Taylor Swift may have finally gotten political, but her public savvy remains intact. Breaking a long-standing policy of staying out of politics, on Sunday night the country and pop star endorsed two Democrats in Senate and House races in Tennessee, where she's registered to vote, via Instagram post. She also seemingly timed her announcement to coincide with the final days in which voters in many states can register to vote in the midterms, and urged her followers to visit Vote.org to register themselves.

Many also pointed out, though, that the announcement came just a day after she ended the final American leg of her Reputation Stadium Tour. That means she wouldn't have to worry about concert boycotts, protests, or conservatives deciding to performatively burn their T-Swift tickets and posting videos on social media (conservatives really, truly do love to post videos of themselves burning things when they're upset). It's very easy to view Swift's timing with cynicism. The great work of the Reputation album cycle is, for all intents and purposes, done.

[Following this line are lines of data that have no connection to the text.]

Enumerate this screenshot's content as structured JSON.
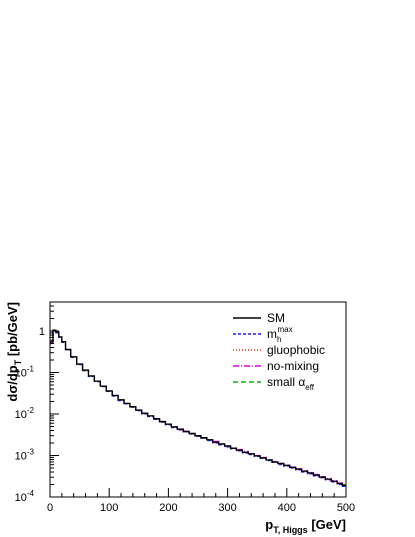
{
  "chart_data": {
    "type": "line",
    "title": "",
    "xlabel": "p_T, Higgs [GeV]",
    "ylabel": "dσ/dp_T [pb/GeV]",
    "xlim": [
      0,
      500
    ],
    "ylim": [
      0.0001,
      5
    ],
    "yscale": "log",
    "grid": false,
    "legend_position": "top-right",
    "x_ticks": [
      "0",
      "100",
      "200",
      "300",
      "400",
      "500"
    ],
    "y_ticks": [
      "10^-4",
      "10^-3",
      "10^-2",
      "10^-1",
      "1"
    ],
    "x": [
      2.5,
      7.5,
      12.5,
      17.5,
      22.5,
      30,
      40,
      50,
      60,
      70,
      80,
      90,
      100,
      110,
      120,
      130,
      140,
      150,
      160,
      170,
      180,
      190,
      200,
      210,
      220,
      230,
      240,
      250,
      260,
      270,
      280,
      290,
      300,
      310,
      320,
      330,
      340,
      350,
      360,
      370,
      380,
      390,
      400,
      410,
      420,
      430,
      440,
      450,
      460,
      470,
      480,
      490,
      497.5
    ],
    "series": [
      {
        "name": "SM",
        "color": "#000000",
        "dash": "solid",
        "values": [
          0.55,
          1.05,
          0.95,
          0.72,
          0.55,
          0.36,
          0.24,
          0.16,
          0.115,
          0.083,
          0.062,
          0.047,
          0.036,
          0.028,
          0.022,
          0.018,
          0.015,
          0.0125,
          0.0105,
          0.009,
          0.0077,
          0.0066,
          0.0057,
          0.0049,
          0.0043,
          0.0038,
          0.0034,
          0.003,
          0.0027,
          0.0024,
          0.0021,
          0.0019,
          0.0017,
          0.0015,
          0.00135,
          0.0012,
          0.0011,
          0.00098,
          0.00088,
          0.00078,
          0.0007,
          0.00064,
          0.00058,
          0.00052,
          0.00047,
          0.00042,
          0.00038,
          0.00034,
          0.0003,
          0.00027,
          0.00024,
          0.00021,
          0.00019
        ]
      },
      {
        "name": "m_h^max",
        "color": "#1a1aff",
        "dash": "3,2",
        "values": [
          0.5,
          1.0,
          0.9,
          0.7,
          0.53,
          0.35,
          0.23,
          0.155,
          0.11,
          0.08,
          0.06,
          0.046,
          0.035,
          0.027,
          0.021,
          0.0175,
          0.0145,
          0.012,
          0.01,
          0.0087,
          0.0074,
          0.0063,
          0.0055,
          0.0047,
          0.0041,
          0.0037,
          0.0033,
          0.0029,
          0.0026,
          0.0023,
          0.002,
          0.0018,
          0.0016,
          0.00145,
          0.0013,
          0.00115,
          0.00105,
          0.00095,
          0.00085,
          0.00075,
          0.00068,
          0.0006,
          0.00055,
          0.0005,
          0.00045,
          0.0004,
          0.00036,
          0.00032,
          0.00029,
          0.00026,
          0.00023,
          0.0002,
          0.00018
        ]
      },
      {
        "name": "gluophobic",
        "color": "#ff2a00",
        "dash": "1,2",
        "values": [
          0.52,
          1.02,
          0.92,
          0.7,
          0.54,
          0.35,
          0.235,
          0.158,
          0.112,
          0.081,
          0.061,
          0.046,
          0.0355,
          0.0275,
          0.0215,
          0.0178,
          0.0148,
          0.0122,
          0.0102,
          0.0088,
          0.0075,
          0.0064,
          0.0056,
          0.0048,
          0.0042,
          0.0037,
          0.0033,
          0.0029,
          0.0026,
          0.0023,
          0.00205,
          0.00185,
          0.00165,
          0.0015,
          0.00132,
          0.00118,
          0.00107,
          0.00096,
          0.00086,
          0.00077,
          0.00069,
          0.00062,
          0.00056,
          0.0005,
          0.00046,
          0.00041,
          0.00037,
          0.00033,
          0.0003,
          0.00027,
          0.00024,
          0.00021,
          0.00019
        ]
      },
      {
        "name": "no-mixing",
        "color": "#e600e6",
        "dash": "6,2,1,2",
        "values": [
          0.53,
          1.03,
          0.93,
          0.71,
          0.55,
          0.36,
          0.238,
          0.16,
          0.113,
          0.082,
          0.062,
          0.047,
          0.036,
          0.028,
          0.022,
          0.018,
          0.015,
          0.0124,
          0.0104,
          0.009,
          0.0076,
          0.0066,
          0.0057,
          0.0049,
          0.0044,
          0.0039,
          0.0034,
          0.003,
          0.0027,
          0.0024,
          0.0022,
          0.0019,
          0.0017,
          0.0015,
          0.0014,
          0.00125,
          0.0011,
          0.001,
          0.0009,
          0.0008,
          0.00072,
          0.00065,
          0.00058,
          0.00053,
          0.00048,
          0.00043,
          0.00039,
          0.00035,
          0.00031,
          0.00028,
          0.00025,
          0.00022,
          0.0002
        ]
      },
      {
        "name": "small α_eff",
        "color": "#00b300",
        "dash": "5,3",
        "values": [
          0.51,
          1.01,
          0.91,
          0.7,
          0.54,
          0.35,
          0.236,
          0.158,
          0.111,
          0.081,
          0.061,
          0.046,
          0.0352,
          0.0275,
          0.0215,
          0.0177,
          0.0147,
          0.0122,
          0.0102,
          0.0088,
          0.0075,
          0.0064,
          0.0056,
          0.0048,
          0.0042,
          0.0037,
          0.0033,
          0.0029,
          0.0026,
          0.0023,
          0.0021,
          0.0019,
          0.0017,
          0.0015,
          0.0013,
          0.0012,
          0.0011,
          0.00098,
          0.00088,
          0.00079,
          0.0007,
          0.00063,
          0.00057,
          0.00051,
          0.00046,
          0.00042,
          0.00038,
          0.00034,
          0.0003,
          0.00027,
          0.00024,
          0.00022,
          0.0002
        ]
      }
    ]
  }
}
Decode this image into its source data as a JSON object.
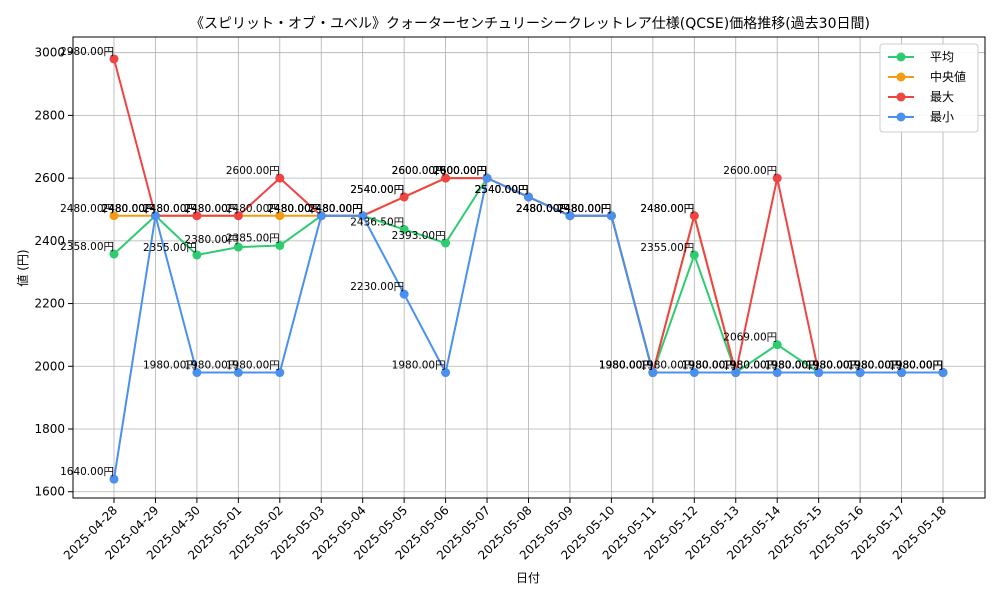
{
  "chart_data": {
    "type": "line",
    "title": "《スピリット・オブ・ユベル》クォーターセンチュリーシークレットレア仕様(QCSE)価格推移(過去30日間)",
    "xlabel": "日付",
    "ylabel": "値 (円)",
    "ylim": [
      1580,
      3050
    ],
    "yticks": [
      1600,
      1800,
      2000,
      2200,
      2400,
      2600,
      2800,
      3000
    ],
    "grid": true,
    "legend_position": "top-right",
    "value_suffix": "円",
    "categories": [
      "2025-04-28",
      "2025-04-29",
      "2025-04-30",
      "2025-05-01",
      "2025-05-02",
      "2025-05-03",
      "2025-05-04",
      "2025-05-05",
      "2025-05-06",
      "2025-05-07",
      "2025-05-08",
      "2025-05-09",
      "2025-05-10",
      "2025-05-11",
      "2025-05-12",
      "2025-05-13",
      "2025-05-14",
      "2025-05-15",
      "2025-05-16",
      "2025-05-17",
      "2025-05-18"
    ],
    "series": [
      {
        "name": "平均",
        "color": "#2ecc71",
        "values": [
          2358,
          2480,
          2355,
          2380,
          2385,
          2480,
          2480,
          2436.5,
          2393,
          2600,
          2540,
          2480,
          2480,
          1980,
          2355,
          1980,
          2069,
          1980,
          1980,
          1980,
          1980
        ]
      },
      {
        "name": "中央値",
        "color": "#f39c12",
        "values": [
          2480,
          2480,
          2480,
          2480,
          2480,
          2480,
          2480,
          2540,
          2600,
          2600,
          2540,
          2480,
          2480,
          1980,
          2480,
          1980,
          1980,
          1980,
          1980,
          1980,
          1980
        ]
      },
      {
        "name": "最大",
        "color": "#ef4444",
        "values": [
          2980,
          2480,
          2480,
          2480,
          2600,
          2480,
          2480,
          2540,
          2600,
          2600,
          2540,
          2480,
          2480,
          1980,
          2480,
          1980,
          2600,
          1980,
          1980,
          1980,
          1980
        ]
      },
      {
        "name": "最小",
        "color": "#4a90f0",
        "values": [
          1640,
          2480,
          1980,
          1980,
          1980,
          2480,
          2480,
          2230,
          1980,
          2600,
          2540,
          2480,
          2480,
          1980,
          1980,
          1980,
          1980,
          1980,
          1980,
          1980,
          1980
        ]
      }
    ]
  }
}
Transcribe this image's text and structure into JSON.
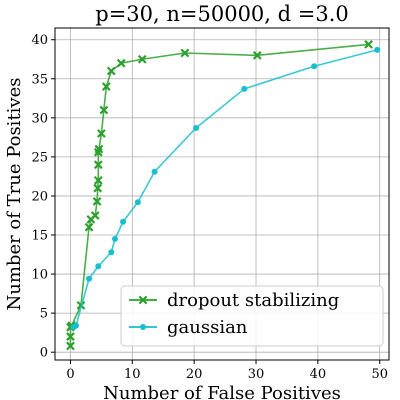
{
  "chart_data": {
    "type": "line",
    "title": "p=30, n=50000, d =3.0",
    "xlabel": "Number of False Positives",
    "ylabel": "Number of True Positives",
    "xlim": [
      -2.5,
      51.5
    ],
    "ylim": [
      -1,
      41.5
    ],
    "xticks": [
      0,
      10,
      20,
      30,
      40,
      50
    ],
    "yticks": [
      0,
      5,
      10,
      15,
      20,
      25,
      30,
      35,
      40
    ],
    "grid": true,
    "legend_position": "bottom-right",
    "series": [
      {
        "name": "dropout stabilizing",
        "color": "#2ca02c",
        "marker": "x",
        "x": [
          0,
          0,
          0,
          0.2,
          1.7,
          3.0,
          3.3,
          4.0,
          4.3,
          4.4,
          4.5,
          4.5,
          4.5,
          4.6,
          5.0,
          5.4,
          5.8,
          6.6,
          8.2,
          11.6,
          18.5,
          30.2,
          48.2
        ],
        "y": [
          0.8,
          2.0,
          3.2,
          3.4,
          6.0,
          16.0,
          17.0,
          17.5,
          19.3,
          21.0,
          22.0,
          24.0,
          25.6,
          26.0,
          28.0,
          31.0,
          34.0,
          36.0,
          37.0,
          37.5,
          38.3,
          38.0,
          39.4
        ]
      },
      {
        "name": "gaussian",
        "color": "#17becf",
        "marker": "o",
        "x": [
          0.5,
          0.9,
          3.0,
          4.5,
          6.6,
          7.2,
          8.5,
          10.9,
          13.6,
          20.3,
          28.1,
          39.4,
          49.6
        ],
        "y": [
          3.2,
          3.4,
          9.4,
          11.0,
          12.8,
          14.5,
          16.7,
          19.2,
          23.1,
          28.7,
          33.7,
          36.6,
          38.7
        ]
      }
    ]
  }
}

Yet it seems that Swift didn't have to worry too much about any possible right-wing blowback. In the day since her Instagram post, multiple albums from her catalog are once again burning back up the iTunes American album sales chart.

According to iTunesCharts.com, a site that keeps a record of chart performances, Swift's most recent record, Reputation, sat at number 32 on Saturday. That's not bad for a record that's been out almost a year, but the news cycle has propelled it back into the top 10. As of this writing, the album is number seven on the charts. It's the highest the album has climbed on the chart since July.

Likewise, Swift's 2014 album, 1989, wasn't even on the charts on Saturday, and hadn't been since briefly reappearing back in August. Now, the record is back in the top 100 and sitting in 94th place. Meanwhile, her breakthrough 2008 album, Fearless, has also popped back up into the charts at number 166. They say no press is bad press, and having her name so prominently in the news today likely isn't hurting album sales.

But there might be something else going on. While Swift may have risked losing some fans who support President Donald Trump and his enablers in the current GOP-controlled Congress, she seems to have gained some new ones on the left. It also seems that some who were put off by Swift's political silence, and who responded by in turn being publicly silent about their fandom, are now ready to enjoy her music publicly again.

The iTunes charts, unlike the Billboard charts, are a reflection of of-the-moment sales, rather than weekly cumulative sales, but the bump bodes well for a post–political silence Swift.

Besides, it's not like coming out against Trump has really hurt any other pop star's career. Adele urged American fans not to vote for him, and she's doing fine. Beyoncé supported Hillary Clinton, and Trump attempted to shade her for it, but it didn't cause so much as a hiccup in her career. Eminem has released multiple Trump disses, and that didn't keep him from his ninth Billboard number one and a few record-breaking moments for his latest album, Kamikaze. Swift's career will likely be just fine.

Besides, it's not like we should be surprised that Taylor Swift supports Democrats after all that. She's close friends with Lena Dunham, and an active and admitted Tumblr lurker. Did we expect anything else?